Ivanov had developed a feel for carriers during the years he’d served aboard them in the naval aviation program. Despite the long-standing rivalry between the Fleet and Frontal Aviation, he liked carrier service. Rodina deserved better than rusting away at his moorings or being broken into scrap to feed the starving, inefficient civilian industries ashore. His affection for carriers and his love of naval flying were shaped, as much as anything else, by the knowledge that he was part of that elite fraternity shared by only a tiny handful of aviators from Russia, Great Britain, France, the United States, and the very few other countries whose navies operated aircraft carriers.
Fraternity. The word he used was bratstvo, “brotherhood.” He’d heard, though, that the Americans had begun allowing Women to fly carrier aircraft. He snorted behind his oxygen mask. Women? The very idea was preposterous. During the long Soviet reign, women had been promised full equality with men, but that was an idea that had never really been reflected by the real world, one composed more of words than of substance. In the years since the collapse of the Soviet government, there’d been an ultraconservative backlash against the whole concept of women’s rights; female equality with men was an idea linked inextricably in the public mind with the Communists, and there was a tendency now to relegate women to the kitchen and a select few professions outside the home ― actresses and street sweepers and doctors and the like.

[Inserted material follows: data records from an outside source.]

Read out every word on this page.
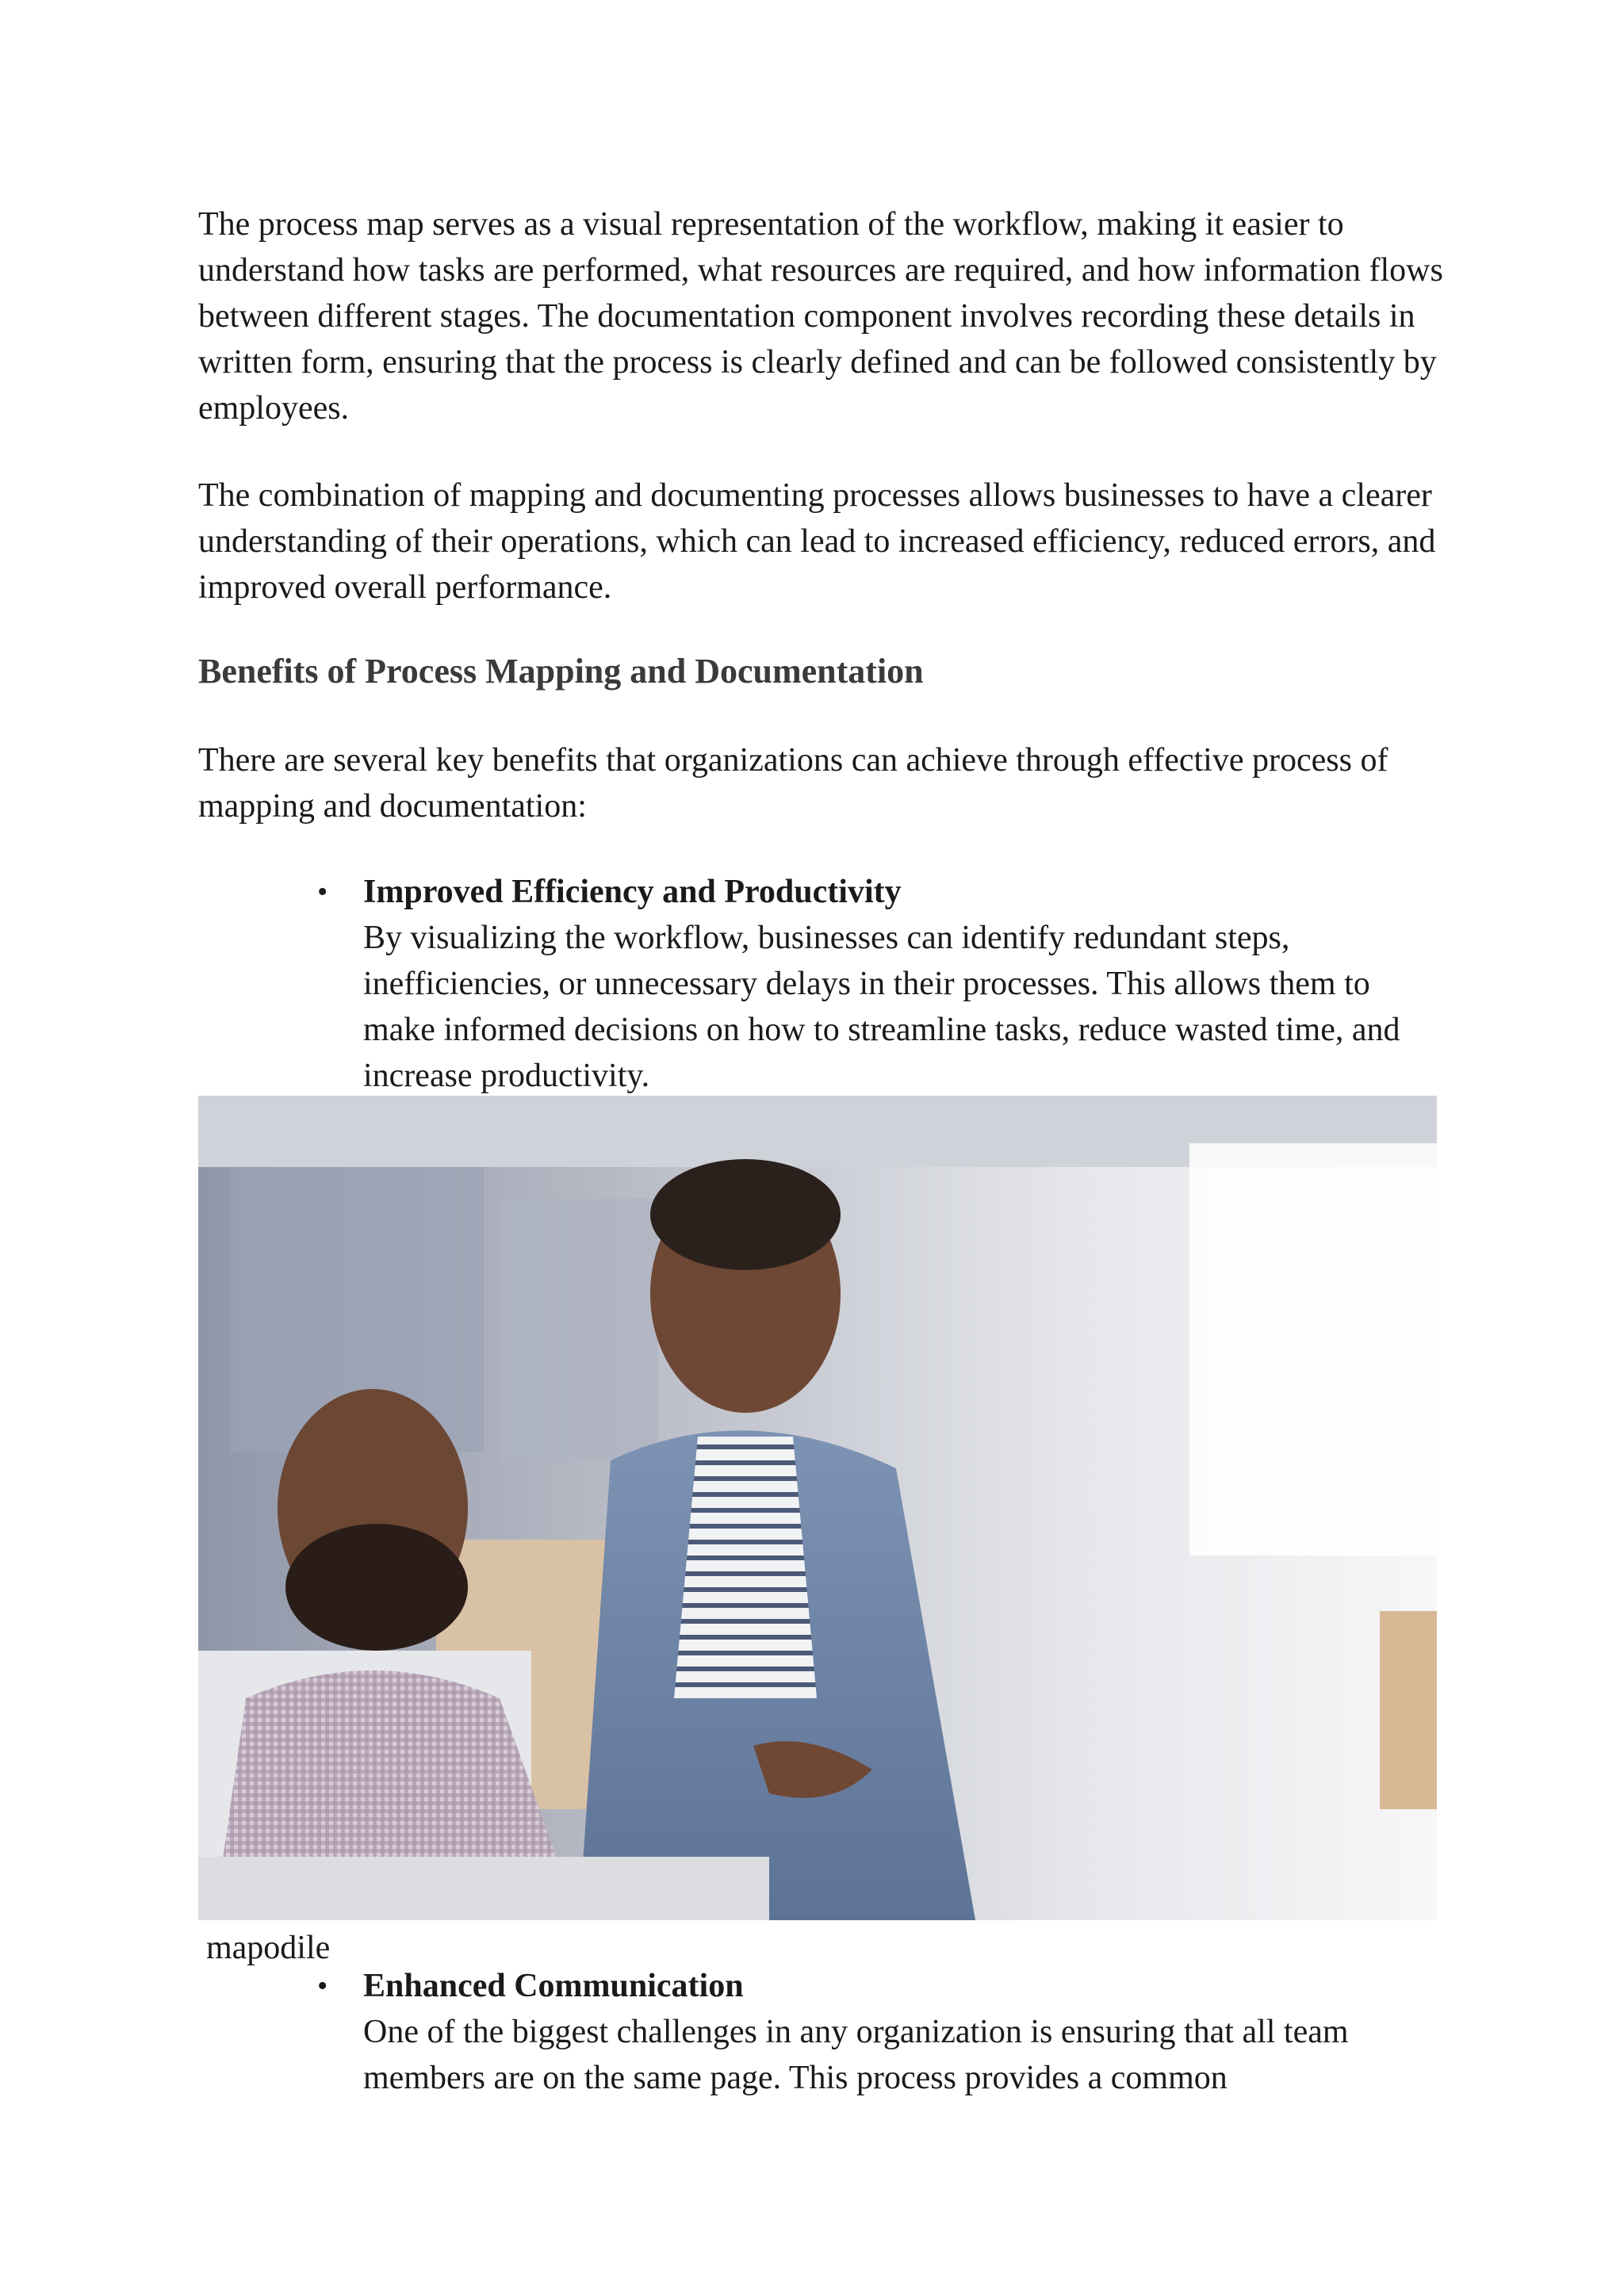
The process map serves as a visual representation of the workflow, making it easier to understand how tasks are performed, what resources are required, and how information flows between different stages. The documentation component involves recording these details in written form, ensuring that the process is clearly defined and can be followed consistently by employees.

The combination of mapping and documenting processes allows businesses to have a clearer understanding of their operations, which can lead to increased efficiency, reduced errors, and improved overall performance.

Benefits of Process Mapping and Documentation

There are several key benefits that organizations can achieve through effective process of mapping and documentation:

• Improved Efficiency and Productivity
By visualizing the workflow, businesses can identify redundant steps, inefficiencies, or unnecessary delays in their processes. This allows them to make informed decisions on how to streamline tasks, reduce wasted time, and increase productivity.
mapodile
• Enhanced Communication
One of the biggest challenges in any organization is ensuring that all team members are on the same page. This process provides a common
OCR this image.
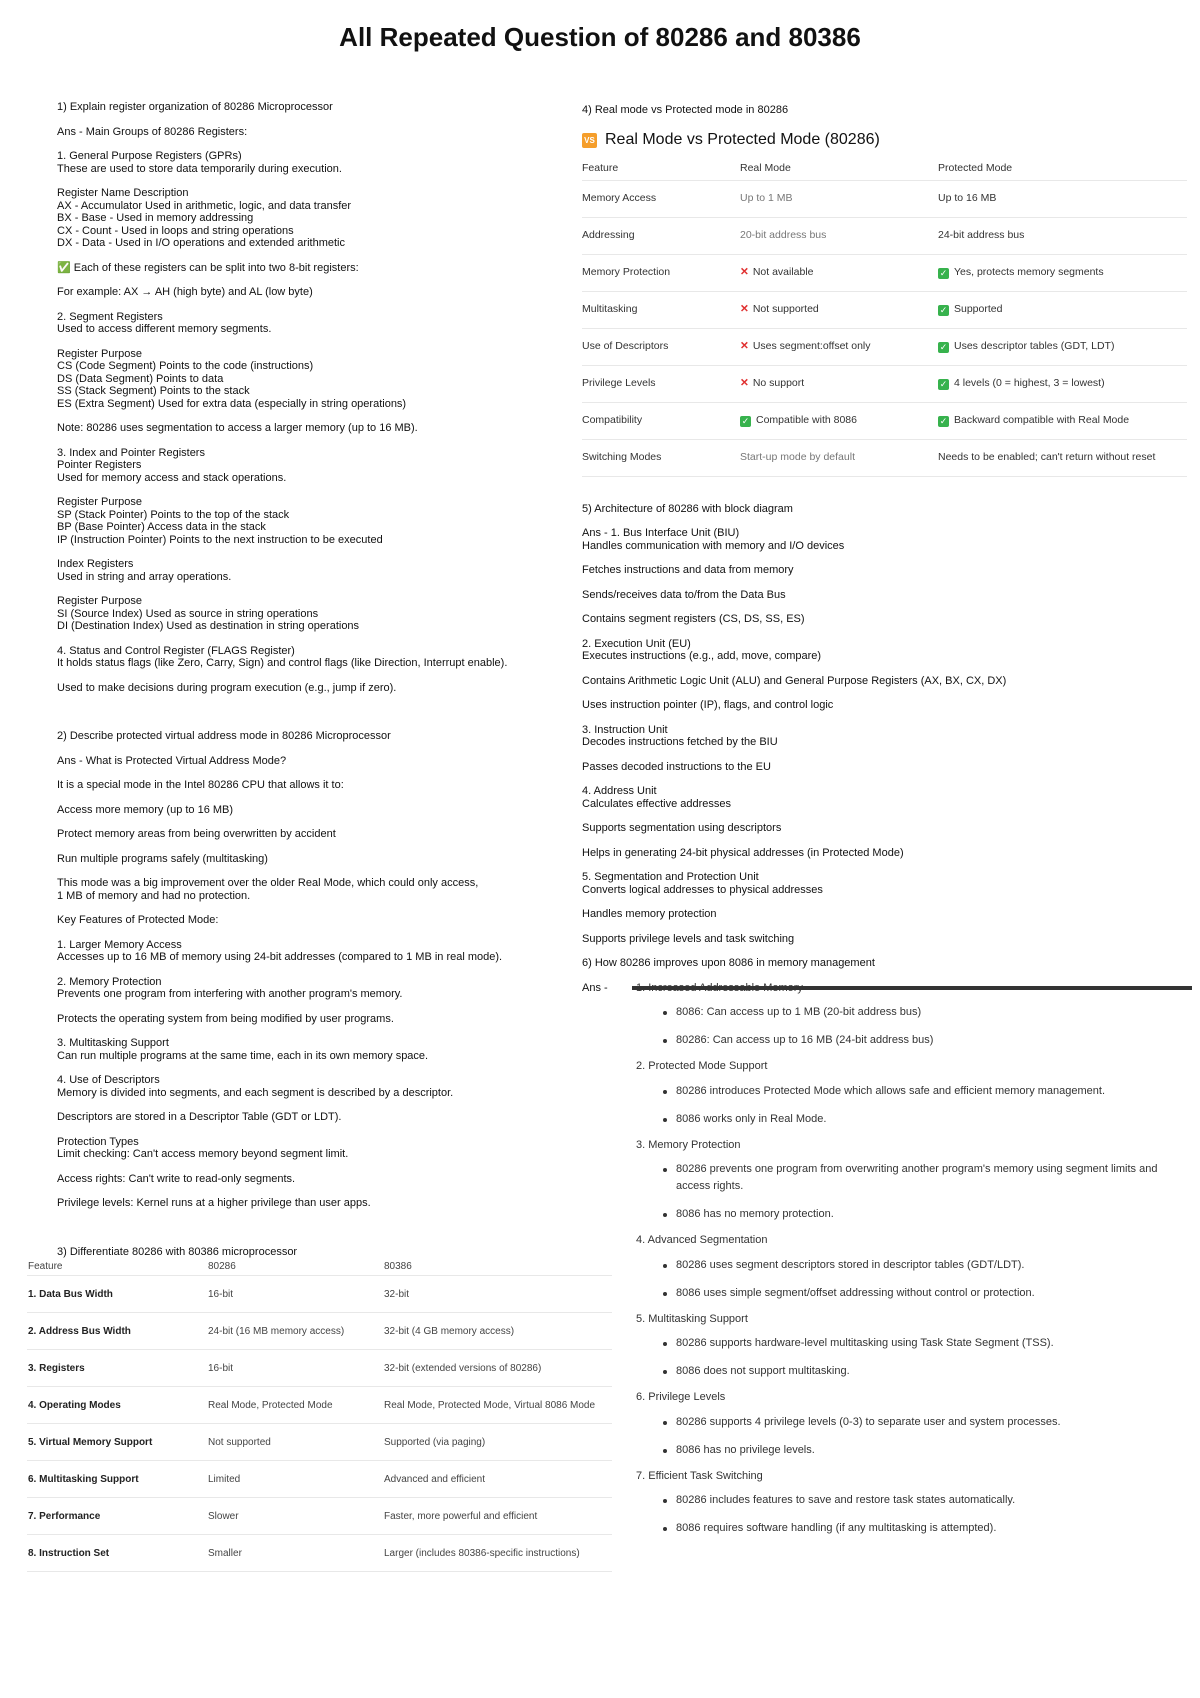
All Repeated Question of 80286 and 80386
1) Explain register organization of 80286 Microprocessor
Ans - Main Groups of 80286 Registers:
1. General Purpose Registers (GPRs)
These are used to store data temporarily during execution.
Register Name Description
AX - Accumulator Used in arithmetic, logic, and data transfer
BX - Base - Used in memory addressing
CX - Count - Used in loops and string operations
DX - Data - Used in I/O operations and extended arithmetic
✅ Each of these registers can be split into two 8-bit registers:
For example: AX → AH (high byte) and AL (low byte)
2. Segment Registers
Used to access different memory segments.
Register Purpose
CS (Code Segment) Points to the code (instructions)
DS (Data Segment) Points to data
SS (Stack Segment) Points to the stack
ES (Extra Segment) Used for extra data (especially in string operations)
Note: 80286 uses segmentation to access a larger memory (up to 16 MB).
3. Index and Pointer Registers
Pointer Registers
Used for memory access and stack operations.
Register Purpose
SP (Stack Pointer) Points to the top of the stack
BP (Base Pointer) Access data in the stack
IP (Instruction Pointer) Points to the next instruction to be executed
Index Registers
Used in string and array operations.
Register Purpose
SI (Source Index) Used as source in string operations
DI (Destination Index) Used as destination in string operations
4. Status and Control Register (FLAGS Register)
It holds status flags (like Zero, Carry, Sign) and control flags (like Direction, Interrupt enable).
Used to make decisions during program execution (e.g., jump if zero).
2) Describe protected virtual address mode in 80286 Microprocessor
Ans - What is Protected Virtual Address Mode?
It is a special mode in the Intel 80286 CPU that allows it to:
Access more memory (up to 16 MB)
Protect memory areas from being overwritten by accident
Run multiple programs safely (multitasking)
This mode was a big improvement over the older Real Mode, which could only access,
1 MB of memory and had no protection.
Key Features of Protected Mode:
1. Larger Memory Access
Accesses up to 16 MB of memory using 24-bit addresses (compared to 1 MB in real mode).
2. Memory Protection
Prevents one program from interfering with another program's memory.
Protects the operating system from being modified by user programs.
3. Multitasking Support
Can run multiple programs at the same time, each in its own memory space.
4. Use of Descriptors
Memory is divided into segments, and each segment is described by a descriptor.
Descriptors are stored in a Descriptor Table (GDT or LDT).
Protection Types
Limit checking: Can't access memory beyond segment limit.
Access rights: Can't write to read-only segments.
Privilege levels: Kernel runs at a higher privilege than user apps.
3) Differentiate 80286 with 80386 microprocessor
Feature	80286	80386
1. Data Bus Width	16-bit	32-bit
2. Address Bus Width	24-bit (16 MB memory access)	32-bit (4 GB memory access)
3. Registers	16-bit	32-bit (extended versions of 80286)
4. Operating Modes	Real Mode, Protected Mode	Real Mode, Protected Mode, Virtual 8086 Mode
5. Virtual Memory Support	Not supported	Supported (via paging)
6. Multitasking Support	Limited	Advanced and efficient
7. Performance	Slower	Faster, more powerful and efficient
8. Instruction Set	Smaller	Larger (includes 80386-specific instructions)
4) Real mode vs Protected mode in 80286
VS Real Mode vs Protected Mode (80286)
Feature	Real Mode	Protected Mode
Memory Access	Up to 1 MB	Up to 16 MB
Addressing	20-bit address bus	24-bit address bus
Memory Protection	✕ Not available	✓ Yes, protects memory segments
Multitasking	✕ Not supported	✓ Supported
Use of Descriptors	✕ Uses segment:offset only	✓ Uses descriptor tables (GDT, LDT)
Privilege Levels	✕ No support	✓ 4 levels (0 = highest, 3 = lowest)
Compatibility	✓ Compatible with 8086	✓ Backward compatible with Real Mode
Switching Modes	Start-up mode by default	Needs to be enabled; can't return without reset
5) Architecture of 80286 with block diagram
Ans - 1. Bus Interface Unit (BIU)
Handles communication with memory and I/O devices
Fetches instructions and data from memory
Sends/receives data to/from the Data Bus
Contains segment registers (CS, DS, SS, ES)
2. Execution Unit (EU)
Executes instructions (e.g., add, move, compare)
Contains Arithmetic Logic Unit (ALU) and General Purpose Registers (AX, BX, CX, DX)
Uses instruction pointer (IP), flags, and control logic
3. Instruction Unit
Decodes instructions fetched by the BIU
Passes decoded instructions to the EU
4. Address Unit
Calculates effective addresses
Supports segmentation using descriptors
Helps in generating 24-bit physical addresses (in Protected Mode)
5. Segmentation and Protection Unit
Converts logical addresses to physical addresses
Handles memory protection
Supports privilege levels and task switching
6) How 80286 improves upon 8086 in memory management
Ans -
8086: Can access up to 1 MB (20-bit address bus)
80286: Can access up to 16 MB (24-bit address bus)
2. Protected Mode Support
80286 introduces Protected Mode which allows safe and efficient memory management.
8086 works only in Real Mode.
3. Memory Protection
80286 prevents one program from overwriting another program's memory using segment limits and access rights.
8086 has no memory protection.
4. Advanced Segmentation
80286 uses segment descriptors stored in descriptor tables (GDT/LDT).
8086 uses simple segment/offset addressing without control or protection.
5. Multitasking Support
80286 supports hardware-level multitasking using Task State Segment (TSS).
8086 does not support multitasking.
6. Privilege Levels
80286 supports 4 privilege levels (0-3) to separate user and system processes.
8086 has no privilege levels.
7. Efficient Task Switching
80286 includes features to save and restore task states automatically.
8086 requires software handling (if any multitasking is attempted).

Ivanov grinned. Like most fighter pilots of his acquaintance, he thought of women as simple and delightful perquisites of his profession, the faster and hotter the better. As far as he was concerned, women belonged in bed, naked and with legs welcomingly spread, not in the cockpit of a jet aircraft.
He thought he would like to meet some of the American women aboard the Thomas Jefferson, however. If even half of the scandalous stories he’d heard were true…
Such a meeting seemed unlikely at best, just now. Once again, politics and the relentless tides of history were about to bring the American and Russian navies into conflict, and if he met an American fighter pilot at any time in the near future, it would be as an opponent, a minute, wildly twisting speck trapped in the targeting reticle of his Mig’s HUD.
Pathetic… the thought of women attempting to meet men on equal terms in combat. The idea was ludicrous in ground com
bat, since women were so much weaker than men; it was even more ludicrous in air combat, for the demonstrable fact that women simply didn’t have the brains for the highly technical aspects and details of flying high-performance jet aircraft. He’d heard that several American women had been shot down over the Kola; if Black Flight encountered any today, it would be an even more complete slaughter. In the Kola, the Americans had been flying against second-rate units and rear-echelon squadrons, the leftovers after the debacle in and around Norway. Black Flight, and the attendant formations code-named Bastion and Flashlight, were made up of combat aviators scoured from Loyalist units all over Russia and were comprised of the very best of the best.
“Black Leader, this is Bastion One-one-seven” sounded in his headset.
“Do you read me? Over.”
“Bastion One-one-seven, Black Leader reads. Go ahead.”
“We are being painted by American radar, almost certainly from their naval AWACS.”
“What about ECM?”
“We have been jamming steadily for fifteen minutes, sir. The Americans have been increasing the power of their scans and at this point are probably burning through our interference. They will not be able to judge our numbers, but they know we are here, and probably where we are going.”
“That does not matter. They will not be concerned with us unless they believe us to be threatening their battle group.”
“Just keep your ears sharp, Yevgenni,” the voice of Captain Oleg Nikiforov added over the tactical channel. “Once they figure out what we’re up to, they will be after us like a cat pouncing on mice.”